RAAF crew check out an EA-18G Growler after its arrival at RAAF Base Amberley, west of Brisbane.
RAAF crew check out an EA-18G Growler after its arrival at RAAF Base Amberley, west of Brisbane. DAVE HUNT

Growlers put e-defence in air

THE last of the RAAF's 12 EA-18G Growler electronic attack aircraft has arrived at RAAF Base Amberley outside Brisbane.

Number 6 Squadron formed 100 years ago in the First World War and now is the only group outside the US operating the world's most advanced electronic attack and defence aircraft.

The Growler is based on the F/A-18F Super Hornet that 6 Squadron has been flying for some years. The Growler is fitted with extra avionics, enhanced radio frequency receivers, a better communications suite and radio-frequency jamming pods to jam enemy systems.

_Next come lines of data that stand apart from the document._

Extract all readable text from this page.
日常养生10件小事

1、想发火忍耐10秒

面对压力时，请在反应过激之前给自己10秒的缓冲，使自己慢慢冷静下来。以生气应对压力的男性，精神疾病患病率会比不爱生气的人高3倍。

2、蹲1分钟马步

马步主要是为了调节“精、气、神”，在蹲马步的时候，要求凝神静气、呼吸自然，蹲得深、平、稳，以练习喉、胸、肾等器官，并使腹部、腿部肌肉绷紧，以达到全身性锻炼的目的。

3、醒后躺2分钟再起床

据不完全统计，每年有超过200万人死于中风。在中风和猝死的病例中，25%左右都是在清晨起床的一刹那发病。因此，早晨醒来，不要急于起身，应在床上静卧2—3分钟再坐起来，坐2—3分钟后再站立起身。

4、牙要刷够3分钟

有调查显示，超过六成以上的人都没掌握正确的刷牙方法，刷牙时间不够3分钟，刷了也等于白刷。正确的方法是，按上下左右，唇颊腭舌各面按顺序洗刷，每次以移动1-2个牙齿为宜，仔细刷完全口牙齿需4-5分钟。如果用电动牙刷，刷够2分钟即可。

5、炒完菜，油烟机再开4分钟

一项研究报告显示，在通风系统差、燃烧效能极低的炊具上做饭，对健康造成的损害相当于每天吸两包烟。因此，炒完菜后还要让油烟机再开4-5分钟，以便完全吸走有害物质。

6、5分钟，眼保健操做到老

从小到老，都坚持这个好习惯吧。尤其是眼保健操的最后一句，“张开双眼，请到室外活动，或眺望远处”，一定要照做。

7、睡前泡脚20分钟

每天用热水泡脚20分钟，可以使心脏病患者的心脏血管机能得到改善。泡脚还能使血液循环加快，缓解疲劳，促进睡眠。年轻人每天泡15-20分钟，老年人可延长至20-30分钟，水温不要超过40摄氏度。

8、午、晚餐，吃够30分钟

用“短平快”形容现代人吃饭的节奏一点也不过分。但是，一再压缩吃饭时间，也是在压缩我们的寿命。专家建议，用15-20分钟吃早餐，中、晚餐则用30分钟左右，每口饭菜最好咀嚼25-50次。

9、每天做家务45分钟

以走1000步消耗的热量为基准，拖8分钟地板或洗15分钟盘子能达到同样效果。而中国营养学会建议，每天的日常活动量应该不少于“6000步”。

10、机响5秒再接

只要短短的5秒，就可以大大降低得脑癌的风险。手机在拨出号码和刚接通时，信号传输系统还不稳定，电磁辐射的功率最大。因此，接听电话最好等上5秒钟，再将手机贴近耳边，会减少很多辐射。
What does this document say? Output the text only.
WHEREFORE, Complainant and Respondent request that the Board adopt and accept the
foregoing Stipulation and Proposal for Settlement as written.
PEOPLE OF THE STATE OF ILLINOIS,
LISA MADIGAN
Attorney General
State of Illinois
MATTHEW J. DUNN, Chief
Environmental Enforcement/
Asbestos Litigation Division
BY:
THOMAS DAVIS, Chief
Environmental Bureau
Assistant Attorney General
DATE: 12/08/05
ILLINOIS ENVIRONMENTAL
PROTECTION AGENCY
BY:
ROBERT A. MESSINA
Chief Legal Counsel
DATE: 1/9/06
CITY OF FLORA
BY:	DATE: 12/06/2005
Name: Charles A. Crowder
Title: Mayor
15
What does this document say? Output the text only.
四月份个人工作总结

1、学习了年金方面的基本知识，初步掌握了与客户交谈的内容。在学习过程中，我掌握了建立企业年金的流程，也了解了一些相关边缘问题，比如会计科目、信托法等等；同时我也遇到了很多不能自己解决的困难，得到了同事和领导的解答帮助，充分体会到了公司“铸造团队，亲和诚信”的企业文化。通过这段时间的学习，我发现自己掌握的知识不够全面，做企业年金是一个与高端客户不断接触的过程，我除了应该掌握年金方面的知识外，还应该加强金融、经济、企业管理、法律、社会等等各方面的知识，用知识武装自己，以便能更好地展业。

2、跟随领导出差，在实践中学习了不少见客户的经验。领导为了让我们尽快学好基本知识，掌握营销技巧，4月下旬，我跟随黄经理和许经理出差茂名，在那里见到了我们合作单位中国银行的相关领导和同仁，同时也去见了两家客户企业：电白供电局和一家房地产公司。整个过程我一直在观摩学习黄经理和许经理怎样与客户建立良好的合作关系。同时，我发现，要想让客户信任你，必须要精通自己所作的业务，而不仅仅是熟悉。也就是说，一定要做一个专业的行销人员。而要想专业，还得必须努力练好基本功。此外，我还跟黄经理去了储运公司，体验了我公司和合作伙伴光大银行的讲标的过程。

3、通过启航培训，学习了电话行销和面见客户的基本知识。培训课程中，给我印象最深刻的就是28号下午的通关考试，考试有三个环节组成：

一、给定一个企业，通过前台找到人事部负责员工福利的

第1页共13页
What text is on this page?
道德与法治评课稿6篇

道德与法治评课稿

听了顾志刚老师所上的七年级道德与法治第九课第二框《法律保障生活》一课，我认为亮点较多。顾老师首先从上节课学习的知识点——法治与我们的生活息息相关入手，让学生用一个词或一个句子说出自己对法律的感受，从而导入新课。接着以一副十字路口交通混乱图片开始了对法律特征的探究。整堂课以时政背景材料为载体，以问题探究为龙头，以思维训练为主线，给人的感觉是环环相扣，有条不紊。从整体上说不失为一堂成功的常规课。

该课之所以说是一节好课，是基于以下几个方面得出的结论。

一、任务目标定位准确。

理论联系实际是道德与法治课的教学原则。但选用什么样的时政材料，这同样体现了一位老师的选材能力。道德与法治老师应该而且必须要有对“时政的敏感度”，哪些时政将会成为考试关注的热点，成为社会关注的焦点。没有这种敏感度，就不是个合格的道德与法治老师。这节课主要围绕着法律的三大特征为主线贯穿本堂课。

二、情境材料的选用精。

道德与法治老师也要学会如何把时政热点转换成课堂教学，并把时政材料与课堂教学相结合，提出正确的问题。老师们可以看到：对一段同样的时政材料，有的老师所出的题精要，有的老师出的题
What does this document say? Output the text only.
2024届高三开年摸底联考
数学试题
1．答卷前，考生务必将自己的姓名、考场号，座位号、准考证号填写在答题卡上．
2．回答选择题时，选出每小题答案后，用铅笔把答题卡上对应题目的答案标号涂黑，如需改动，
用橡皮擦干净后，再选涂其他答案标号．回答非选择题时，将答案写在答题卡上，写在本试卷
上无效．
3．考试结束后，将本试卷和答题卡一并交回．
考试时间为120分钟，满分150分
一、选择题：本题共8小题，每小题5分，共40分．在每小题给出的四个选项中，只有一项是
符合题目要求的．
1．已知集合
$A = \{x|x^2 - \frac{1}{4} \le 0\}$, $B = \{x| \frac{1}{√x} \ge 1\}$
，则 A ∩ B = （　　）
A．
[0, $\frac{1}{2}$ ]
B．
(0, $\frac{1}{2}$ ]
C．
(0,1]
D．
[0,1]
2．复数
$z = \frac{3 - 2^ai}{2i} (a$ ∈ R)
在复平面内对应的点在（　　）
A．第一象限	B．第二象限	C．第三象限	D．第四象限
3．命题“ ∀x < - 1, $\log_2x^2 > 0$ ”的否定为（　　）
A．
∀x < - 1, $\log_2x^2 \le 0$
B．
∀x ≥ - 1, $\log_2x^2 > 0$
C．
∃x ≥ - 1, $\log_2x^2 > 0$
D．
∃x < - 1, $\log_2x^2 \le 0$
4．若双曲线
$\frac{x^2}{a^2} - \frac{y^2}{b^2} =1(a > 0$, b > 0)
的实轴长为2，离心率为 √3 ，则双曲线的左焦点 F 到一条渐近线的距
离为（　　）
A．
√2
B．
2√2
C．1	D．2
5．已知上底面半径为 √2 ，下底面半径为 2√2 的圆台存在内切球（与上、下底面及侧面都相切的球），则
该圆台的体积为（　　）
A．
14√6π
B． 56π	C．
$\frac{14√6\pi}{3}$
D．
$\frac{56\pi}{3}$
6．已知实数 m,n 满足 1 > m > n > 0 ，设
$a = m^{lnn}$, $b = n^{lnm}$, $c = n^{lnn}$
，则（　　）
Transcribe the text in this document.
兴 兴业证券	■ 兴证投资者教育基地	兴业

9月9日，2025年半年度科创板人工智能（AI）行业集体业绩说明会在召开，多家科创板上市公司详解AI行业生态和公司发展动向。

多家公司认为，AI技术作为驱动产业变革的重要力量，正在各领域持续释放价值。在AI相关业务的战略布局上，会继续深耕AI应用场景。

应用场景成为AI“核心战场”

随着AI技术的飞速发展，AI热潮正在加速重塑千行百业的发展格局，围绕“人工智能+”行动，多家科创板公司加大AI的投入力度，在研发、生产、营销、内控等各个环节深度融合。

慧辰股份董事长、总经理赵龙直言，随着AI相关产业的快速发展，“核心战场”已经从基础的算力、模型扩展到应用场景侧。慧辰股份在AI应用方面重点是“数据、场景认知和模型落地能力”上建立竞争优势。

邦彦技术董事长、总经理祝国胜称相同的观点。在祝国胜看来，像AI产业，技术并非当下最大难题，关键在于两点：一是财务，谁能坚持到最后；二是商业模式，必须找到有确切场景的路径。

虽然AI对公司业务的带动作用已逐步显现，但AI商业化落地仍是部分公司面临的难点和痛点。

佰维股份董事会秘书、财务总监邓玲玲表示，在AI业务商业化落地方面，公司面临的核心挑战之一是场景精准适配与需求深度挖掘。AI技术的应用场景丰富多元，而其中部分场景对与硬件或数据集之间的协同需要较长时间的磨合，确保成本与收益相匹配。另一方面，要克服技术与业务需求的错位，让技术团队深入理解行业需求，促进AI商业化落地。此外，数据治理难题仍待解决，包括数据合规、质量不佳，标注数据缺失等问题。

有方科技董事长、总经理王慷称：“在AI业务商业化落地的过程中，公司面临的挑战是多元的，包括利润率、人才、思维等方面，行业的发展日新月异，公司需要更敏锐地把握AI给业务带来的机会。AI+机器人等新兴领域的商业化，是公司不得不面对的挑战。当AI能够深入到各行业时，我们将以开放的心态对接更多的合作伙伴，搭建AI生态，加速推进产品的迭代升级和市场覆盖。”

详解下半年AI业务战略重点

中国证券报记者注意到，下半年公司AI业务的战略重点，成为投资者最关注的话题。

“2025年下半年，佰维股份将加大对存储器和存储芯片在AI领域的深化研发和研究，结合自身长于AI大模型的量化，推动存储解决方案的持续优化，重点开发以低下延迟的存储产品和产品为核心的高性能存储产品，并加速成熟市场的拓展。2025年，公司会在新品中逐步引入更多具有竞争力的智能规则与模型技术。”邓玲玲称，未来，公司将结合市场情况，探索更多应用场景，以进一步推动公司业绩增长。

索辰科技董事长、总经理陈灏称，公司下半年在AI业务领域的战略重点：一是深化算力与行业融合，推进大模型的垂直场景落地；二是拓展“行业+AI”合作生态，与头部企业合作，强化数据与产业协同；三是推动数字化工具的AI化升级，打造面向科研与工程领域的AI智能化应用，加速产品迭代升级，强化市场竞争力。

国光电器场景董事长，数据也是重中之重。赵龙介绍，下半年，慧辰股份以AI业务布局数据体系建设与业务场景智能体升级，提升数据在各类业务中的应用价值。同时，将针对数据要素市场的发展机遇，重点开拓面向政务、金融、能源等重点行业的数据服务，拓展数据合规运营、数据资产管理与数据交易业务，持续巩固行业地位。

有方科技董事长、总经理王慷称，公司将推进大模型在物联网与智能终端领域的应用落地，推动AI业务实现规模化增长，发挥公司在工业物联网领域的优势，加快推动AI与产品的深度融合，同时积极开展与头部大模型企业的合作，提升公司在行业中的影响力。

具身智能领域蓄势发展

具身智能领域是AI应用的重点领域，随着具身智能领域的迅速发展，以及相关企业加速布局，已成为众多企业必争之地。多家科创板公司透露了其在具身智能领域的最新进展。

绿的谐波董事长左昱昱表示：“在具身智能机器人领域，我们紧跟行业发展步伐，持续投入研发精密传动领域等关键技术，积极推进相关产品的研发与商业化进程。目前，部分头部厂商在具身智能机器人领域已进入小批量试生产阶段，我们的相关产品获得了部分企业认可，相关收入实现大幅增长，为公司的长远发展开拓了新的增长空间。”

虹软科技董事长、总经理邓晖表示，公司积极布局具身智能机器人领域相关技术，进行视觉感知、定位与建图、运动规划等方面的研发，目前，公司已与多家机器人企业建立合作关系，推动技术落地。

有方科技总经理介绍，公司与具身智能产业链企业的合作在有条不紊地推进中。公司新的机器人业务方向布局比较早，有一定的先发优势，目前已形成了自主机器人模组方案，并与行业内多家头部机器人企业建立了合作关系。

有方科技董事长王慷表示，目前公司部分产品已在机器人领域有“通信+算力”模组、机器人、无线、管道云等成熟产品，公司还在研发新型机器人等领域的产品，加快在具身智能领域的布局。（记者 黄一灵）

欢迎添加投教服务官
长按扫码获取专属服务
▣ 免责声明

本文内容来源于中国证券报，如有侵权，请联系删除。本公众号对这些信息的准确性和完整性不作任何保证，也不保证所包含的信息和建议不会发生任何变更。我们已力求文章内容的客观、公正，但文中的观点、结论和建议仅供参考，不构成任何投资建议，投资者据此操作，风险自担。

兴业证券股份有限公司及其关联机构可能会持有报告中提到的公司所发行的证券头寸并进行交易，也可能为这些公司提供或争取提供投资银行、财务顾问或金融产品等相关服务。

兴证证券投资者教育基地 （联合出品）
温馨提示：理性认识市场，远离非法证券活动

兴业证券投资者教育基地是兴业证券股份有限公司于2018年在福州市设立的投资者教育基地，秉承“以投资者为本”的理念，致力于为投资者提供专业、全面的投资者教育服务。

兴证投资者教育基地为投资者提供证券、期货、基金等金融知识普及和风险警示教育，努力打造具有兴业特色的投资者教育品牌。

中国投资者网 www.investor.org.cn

Growlers are able to jam communications for enemy forces and when working in tandem can locate a signal from a mobile phone to allow its user to be targeted.

Australian Growlers have already held successful integration flights and weapon firings with RAAF F/A-18F Super Hornets and US Navy EA-18G Growlers as part of test and evaluation.

The RAAF plans to keep the Growler at the forefront of electronic attack capability throughout its service life.